El Niño had kicked in and Fran sat crossed legged on the couch, crouched over her twenty inch pad, drawing lower torsos with her fat pencil. She was working on high-waisted pants' style, the next new fad (she swears) and I don't doubt her. I lay on the beanbag bitching about my useless life as the fireplace we kept burning with stolen wood warmed us. Without looking up she responded to my monologue of despair. "It's doesn't sound like he said you sucked to me and besides even if he did, who the fuck is Frank? Just some guy you met in the park. I wouldn't worry about it. Just keep painting."
"I can't. I suck. I'm a thirty-year-old adolescent whose self-indulgence has prevented any maturity. And now I'm too immature for the real world and too shitty an artist for the pretentious world. I'm like a ghost with nowhere to go, lost with nothing real to ground me or make me feel human."
"How about a drink?"
"No. I need to make some decisions." Fran ripped the sheet she'd been drawing on and I watched her tape it over the fireplace next to a row of others. She returned to the couch and started another as I stood to inspect her drawing of half-bods. Interesting, I thought. She only draws what's absolutely necessary. Practical. This way the pants, the waist, the flair at the nadir of the leg are all that the viewer looks at. She draws the shoed feet, but they are simple and unworthy to look at next to the spectacular pants.
"You draw really well."
"Thanks, but drawing the pants is a far cry from actually getting them made."

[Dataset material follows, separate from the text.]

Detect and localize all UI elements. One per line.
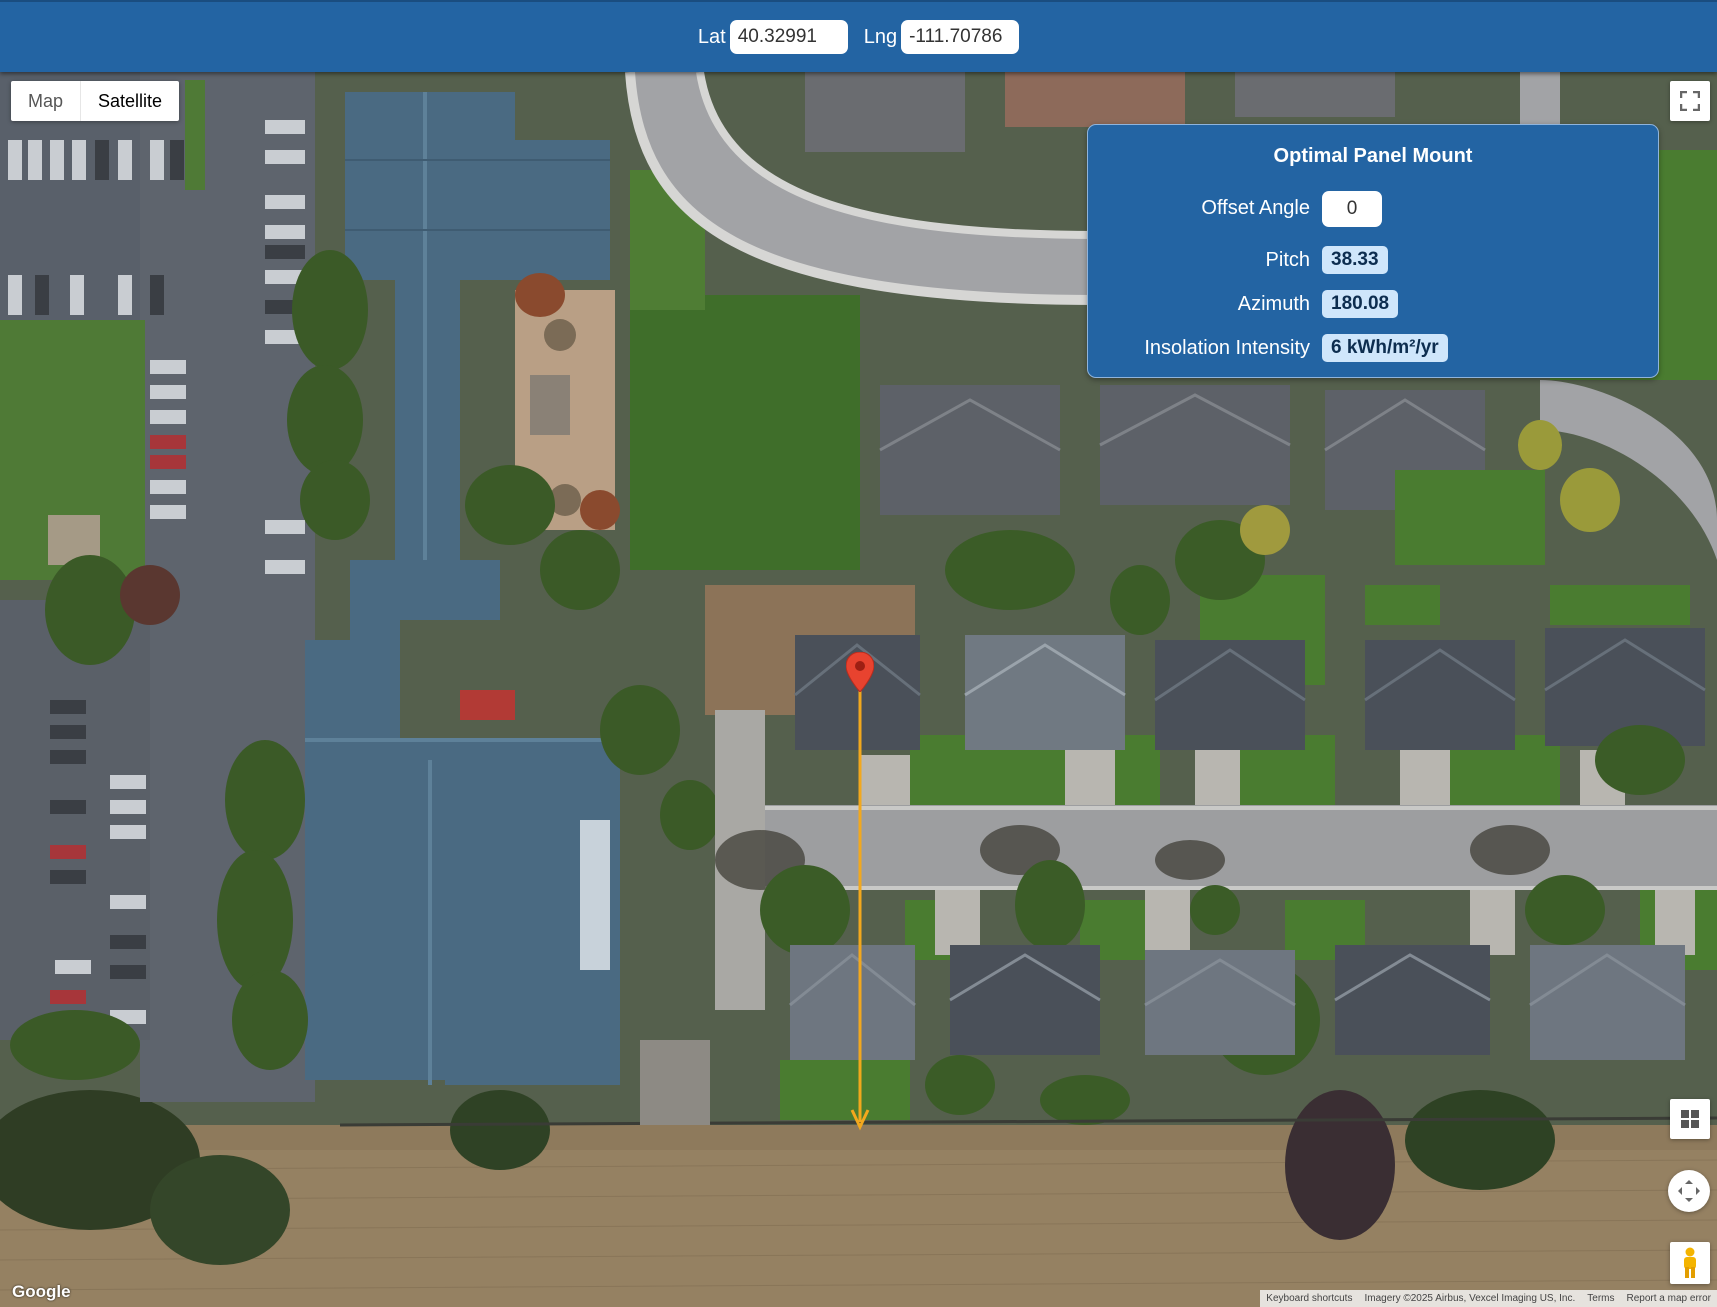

"You got to get people to see them; to check them out."
"You should talk. You got to get more people to see your paintings. You show them to one guy and that's the end-all."
"I feel like an idiot."
"And this just occurred to you?"
"Let's do a show."
"Okay Mickey. Do you know anybody with a barn?"
"I'm serious. We could find a place."
"We don't have rent money, let alone party money."

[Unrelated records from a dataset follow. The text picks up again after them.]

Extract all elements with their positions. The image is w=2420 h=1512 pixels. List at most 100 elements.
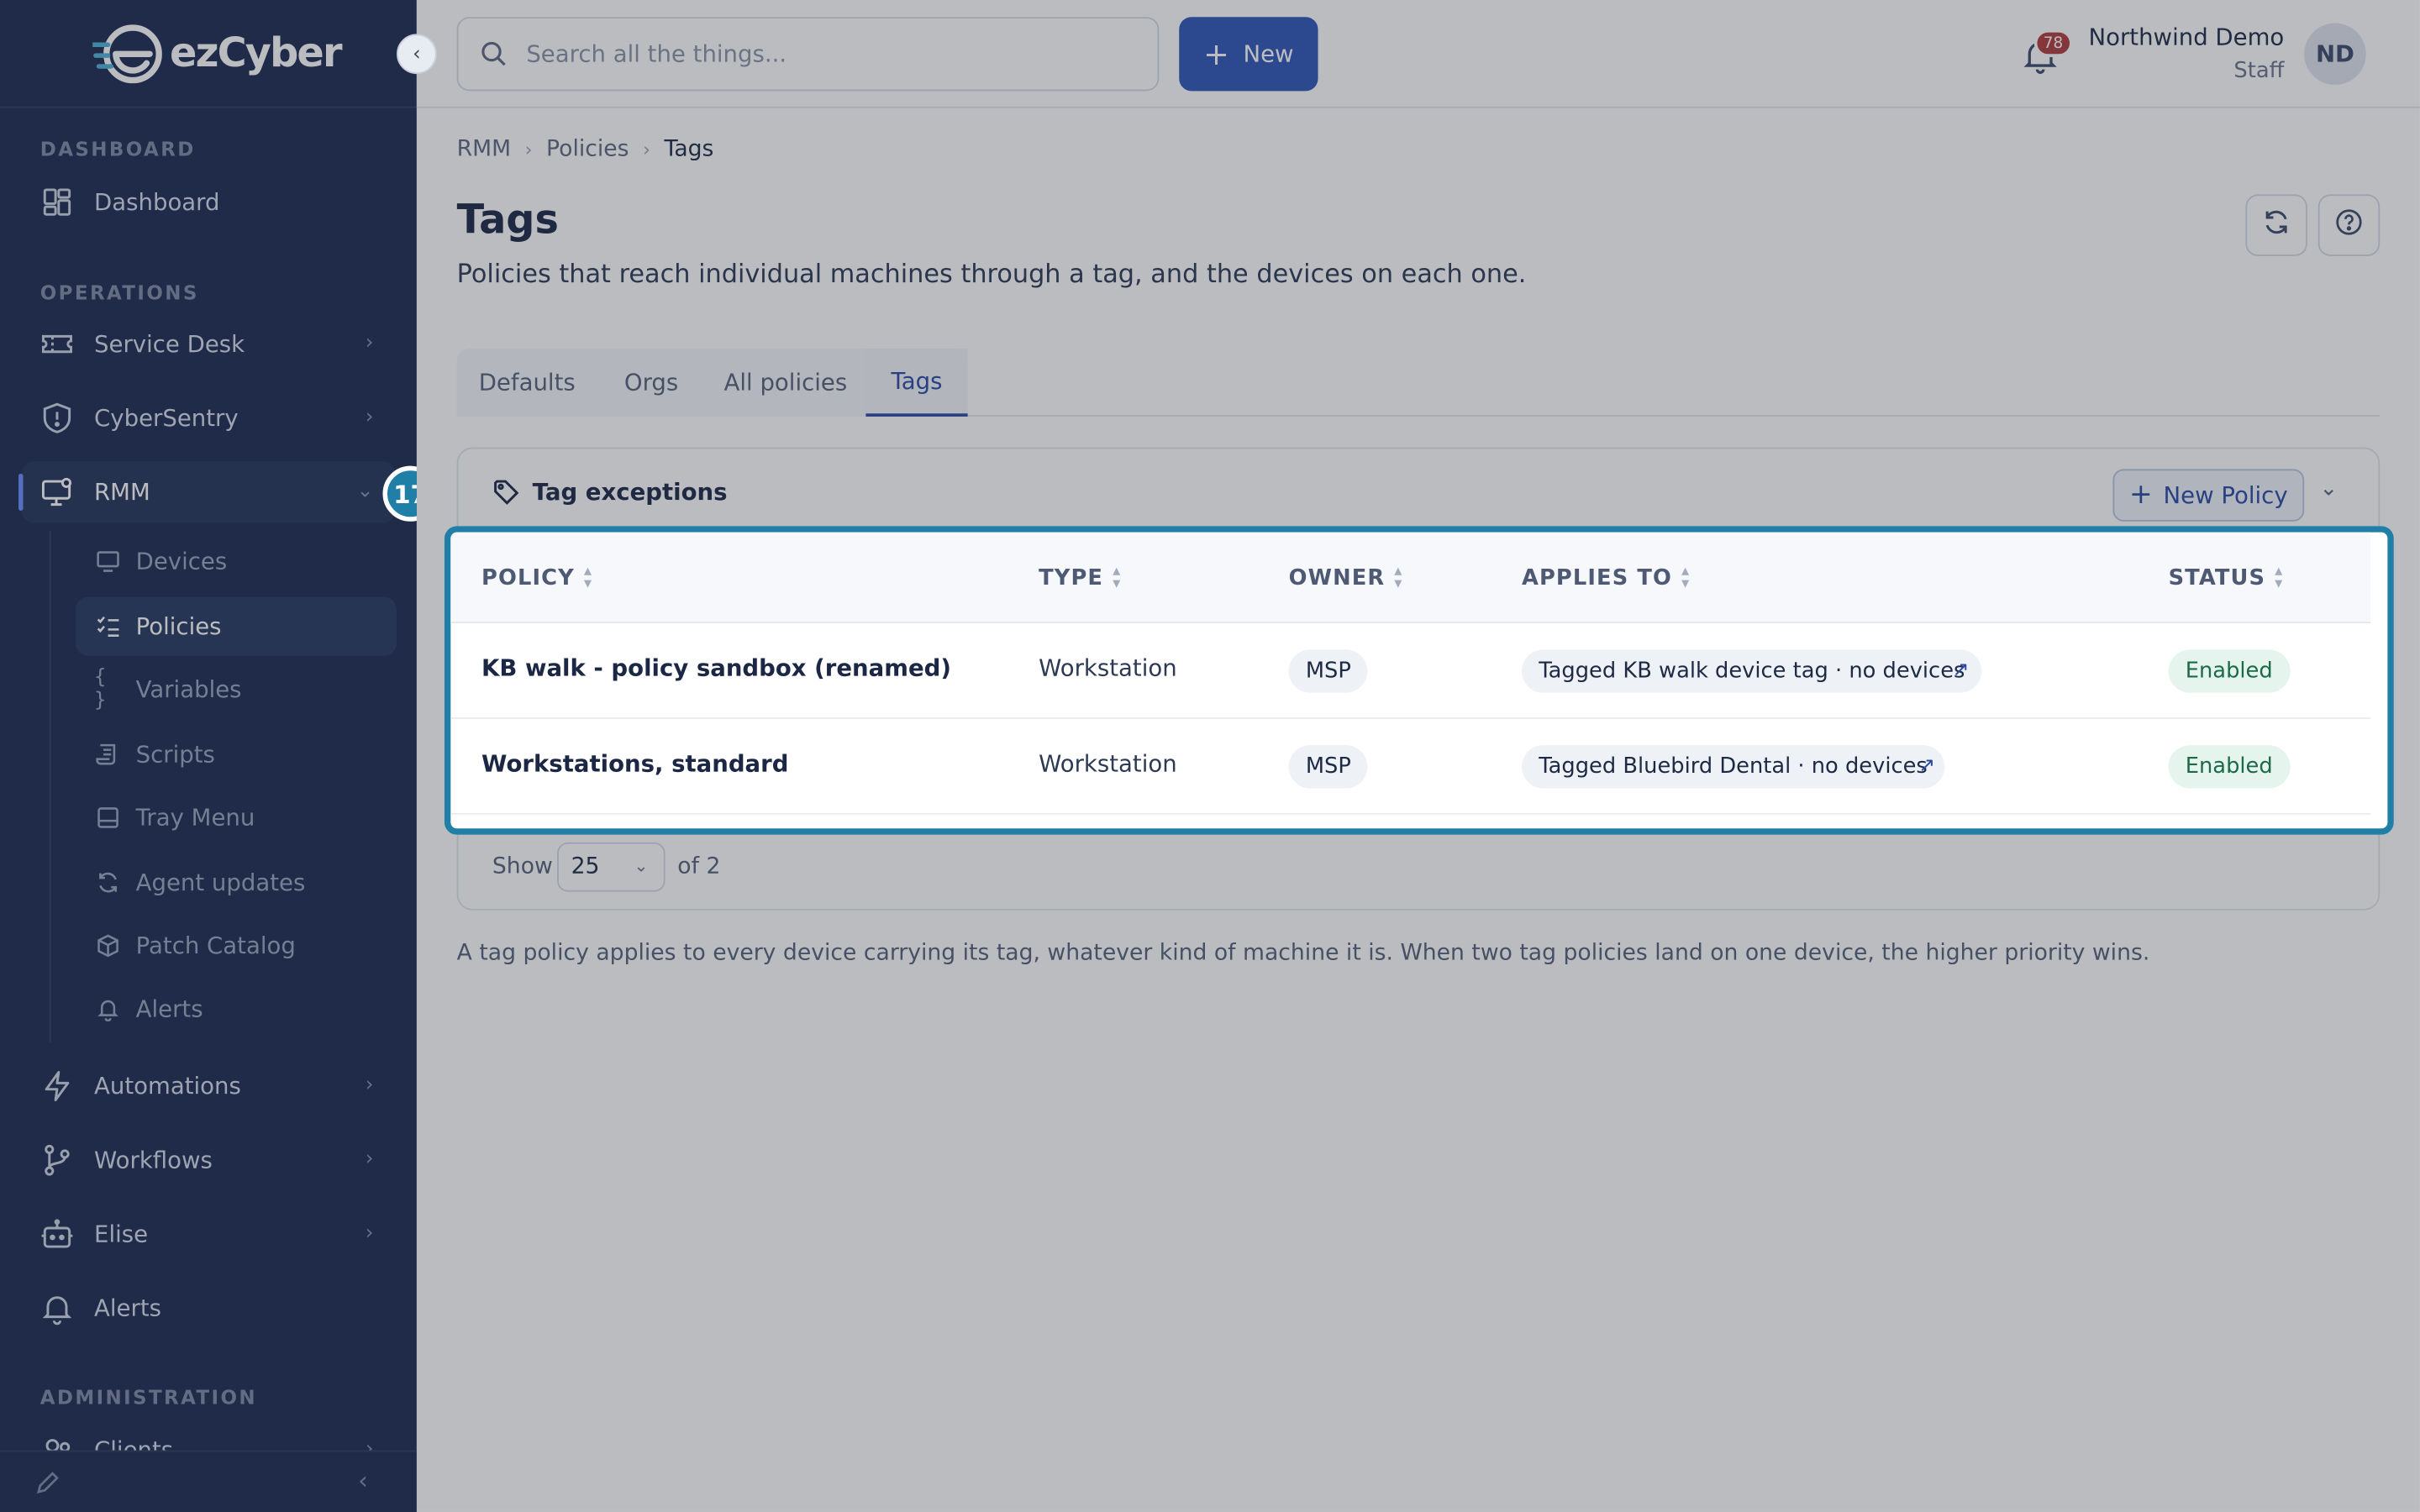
table-header-row: POLICY ▴ ▾ TYPE ▴ ▾ OWNER ▴ ▾ APPLIES TO ▴ ▾ STA… <box>450 532 2371 624</box>
new-button[interactable]: + New <box>1179 17 1318 92</box>
logo-mark-icon <box>90 24 166 85</box>
sidebar-item-dashboard[interactable]: Dashboard <box>22 171 395 233</box>
new-policy-button[interactable]: + New Policy <box>2112 469 2305 522</box>
policy-name[interactable]: KB walk - policy sandbox (renamed) <box>481 654 951 682</box>
owner-badge: MSP <box>1288 745 1369 789</box>
sidebar-subitem-policies[interactable]: Policies <box>75 596 397 656</box>
section-label-dashboard: DASHBOARD <box>39 137 196 161</box>
sidebar-item-cybersentry[interactable]: CyberSentry › <box>22 387 395 449</box>
tab-all-policies[interactable]: All policies <box>705 349 865 417</box>
sidebar-footer: ‹ <box>0 1450 417 1512</box>
grid-icon <box>40 185 74 218</box>
page-subtitle: Policies that reach individual machines … <box>456 259 1527 289</box>
help-button[interactable] <box>2317 194 2381 256</box>
tab-orgs[interactable]: Orgs <box>597 349 706 417</box>
help-circle-icon <box>2335 208 2363 242</box>
breadcrumb-item-rmm[interactable]: RMM <box>457 137 511 161</box>
column-header-policy[interactable]: POLICY ▴ ▾ <box>481 563 593 593</box>
search-icon <box>480 40 508 68</box>
sidebar-subitem-devices[interactable]: Devices <box>76 533 397 591</box>
monitor-icon <box>94 548 122 575</box>
chevron-right-icon: › <box>365 331 374 355</box>
brand-name-suffix: Cyber <box>217 30 343 77</box>
policy-type: Workstation <box>1039 654 1177 682</box>
tab-defaults[interactable]: Defaults <box>457 349 597 417</box>
sidebar-subitem-label: Tray Menu <box>135 803 255 832</box>
search-input[interactable] <box>526 39 1113 68</box>
pagination: Show 25 ⌄ of 2 <box>458 826 2381 912</box>
chevron-left-icon: ‹ <box>413 42 421 66</box>
sidebar-subitem-alerts[interactable]: Alerts <box>76 979 397 1038</box>
notification-count-badge: 78 <box>2033 29 2073 57</box>
sidebar-subitem-tray-menu[interactable]: Tray Menu <box>76 789 397 848</box>
sort-icon: ▴ ▾ <box>2275 563 2284 593</box>
monitor-icon <box>40 475 74 509</box>
sidebar-subitem-label: Agent updates <box>135 869 306 897</box>
script-icon <box>94 741 122 769</box>
sidebar-subitem-patch-catalog[interactable]: Patch Catalog <box>76 916 397 975</box>
plus-icon: + <box>2128 478 2153 511</box>
status-badge: Enabled <box>2168 745 2290 789</box>
sidebar-item-label: Elise <box>94 1220 149 1248</box>
sidebar-item-service-desk[interactable]: Service Desk › <box>22 313 395 375</box>
policy-type: Workstation <box>1039 749 1177 778</box>
breadcrumb-current: Tags <box>664 137 714 162</box>
column-header-owner[interactable]: OWNER ▴ ▾ <box>1289 563 1403 593</box>
refresh-button[interactable] <box>2245 194 2307 256</box>
card-title-label: Tag exceptions <box>532 478 728 507</box>
breadcrumb-item-policies[interactable]: Policies <box>546 137 629 161</box>
brand-logo[interactable]: ezCyber <box>90 22 343 87</box>
sidebar-item-rmm[interactable]: RMM ⌄ <box>18 461 396 523</box>
page-title: Tags <box>456 197 559 244</box>
sidebar-divider <box>0 106 417 108</box>
sidebar-subitem-variables[interactable]: { } Variables <box>76 660 397 719</box>
sidebar-subitem-agent-updates[interactable]: Agent updates <box>76 853 397 912</box>
braces-icon: { } <box>94 666 107 713</box>
chevron-left-icon[interactable]: ‹ <box>358 1466 368 1495</box>
page-count-label: of 2 <box>677 854 721 879</box>
sidebar-subitem-scripts[interactable]: Scripts <box>76 725 397 784</box>
applies-to-tag[interactable]: Tagged KB walk device tag · no devices <box>1521 649 1982 693</box>
applies-to-tag[interactable]: Tagged Bluebird Dental · no devices <box>1521 745 1945 789</box>
external-link-icon[interactable]: ↗ <box>1952 659 1969 682</box>
column-header-type[interactable]: TYPE ▴ ▾ <box>1039 564 1121 591</box>
chevron-down-icon[interactable]: ⌄ <box>2320 477 2338 501</box>
sidebar-subitem-label: Patch Catalog <box>135 932 296 960</box>
owner-badge: MSP <box>1288 649 1369 693</box>
avatar[interactable]: ND <box>2304 23 2366 86</box>
sidebar-item-alerts[interactable]: Alerts <box>22 1278 395 1339</box>
chevron-right-icon: › <box>365 1221 374 1246</box>
chevron-right-icon: › <box>365 1147 374 1172</box>
topbar: + New 78 Northwind Demo Staff ND <box>416 0 2420 108</box>
search-box[interactable] <box>456 17 1160 92</box>
user-name: Northwind Demo <box>2088 23 2285 51</box>
external-link-icon[interactable]: ↗ <box>1918 754 1935 778</box>
table-row[interactable]: Workstations, standard Workstation MSP T… <box>450 719 2371 815</box>
bolt-icon <box>40 1069 74 1103</box>
column-header-label: STATUS <box>2168 566 2266 591</box>
page-size-select[interactable]: 25 ⌄ <box>557 842 666 892</box>
pencil-icon[interactable] <box>34 1469 61 1503</box>
submenu-rail <box>49 530 51 1043</box>
chevron-right-icon: › <box>365 1074 374 1097</box>
policy-name[interactable]: Workstations, standard <box>481 750 788 778</box>
sidebar-collapse-button[interactable]: ‹ <box>397 34 437 75</box>
branch-icon <box>40 1143 74 1177</box>
brand-name-prefix: ez <box>170 30 218 77</box>
sort-icon: ▴ ▾ <box>1394 563 1403 593</box>
bot-icon <box>40 1217 74 1251</box>
sidebar-subitem-label: Policies <box>135 612 222 641</box>
sidebar-item-label: Alerts <box>94 1294 161 1323</box>
sidebar-item-elise[interactable]: Elise › <box>22 1204 395 1265</box>
new-policy-label: New Policy <box>2163 481 2288 510</box>
sidebar-item-automations[interactable]: Automations › <box>22 1055 395 1116</box>
user-role: Staff <box>2233 58 2285 84</box>
column-header-status[interactable]: STATUS ▴ ▾ <box>2168 563 2284 593</box>
table-row[interactable]: KB walk - policy sandbox (renamed) Works… <box>450 623 2371 719</box>
sort-icon: ▴ ▾ <box>583 563 593 593</box>
tab-tags[interactable]: Tags <box>865 349 968 417</box>
column-header-applies-to[interactable]: APPLIES TO ▴ ▾ <box>1522 564 1690 591</box>
sidebar-item-workflows[interactable]: Workflows › <box>22 1129 395 1190</box>
section-label-operations: OPERATIONS <box>39 281 199 304</box>
sidebar-item-label: Automations <box>94 1072 241 1100</box>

"It's not party money, it's investment in ourselves."
"Well whatever, we don't got any. And besides rental money for the space, we would need money for flyers or ads and wine and cheese. You got to have wine and cheese at those things."
"You're right, you're right. How about we get another artist?"
"Who?"
"I don't know." I was getting frustrated at her hopeless resolve. "Help me out here, Fran. We must know somebody with money. How about Hillary?"
"I'm not asking her for money. It's too weird. I think you're right about getting another artist though, somebody who would also benefit. That way we're not asking for something for nothing."
Harvey was bald and catholic and also bugged me to paint with him when I was engaged to Donna. I hadn't seen him since I left the church, but what the hey, perhaps he was looking to show his work. When I called him, he invited me to his house in the Hollywood Hills.
I knew his mother left him a ton of money, but I had no idea how much money until I drove up his long winding driveway and saw the tremendous Tudor at the top of the hill. HUGE. Too huge for one man.
It didn't take long to convince him to join us and to pay for it, but I was worried what Fran would think of his...well, let's say his macho paintings and sculptures that filled the house. Oh, she'd get over it I thought as I passed a three-foot penis and a pair of balls.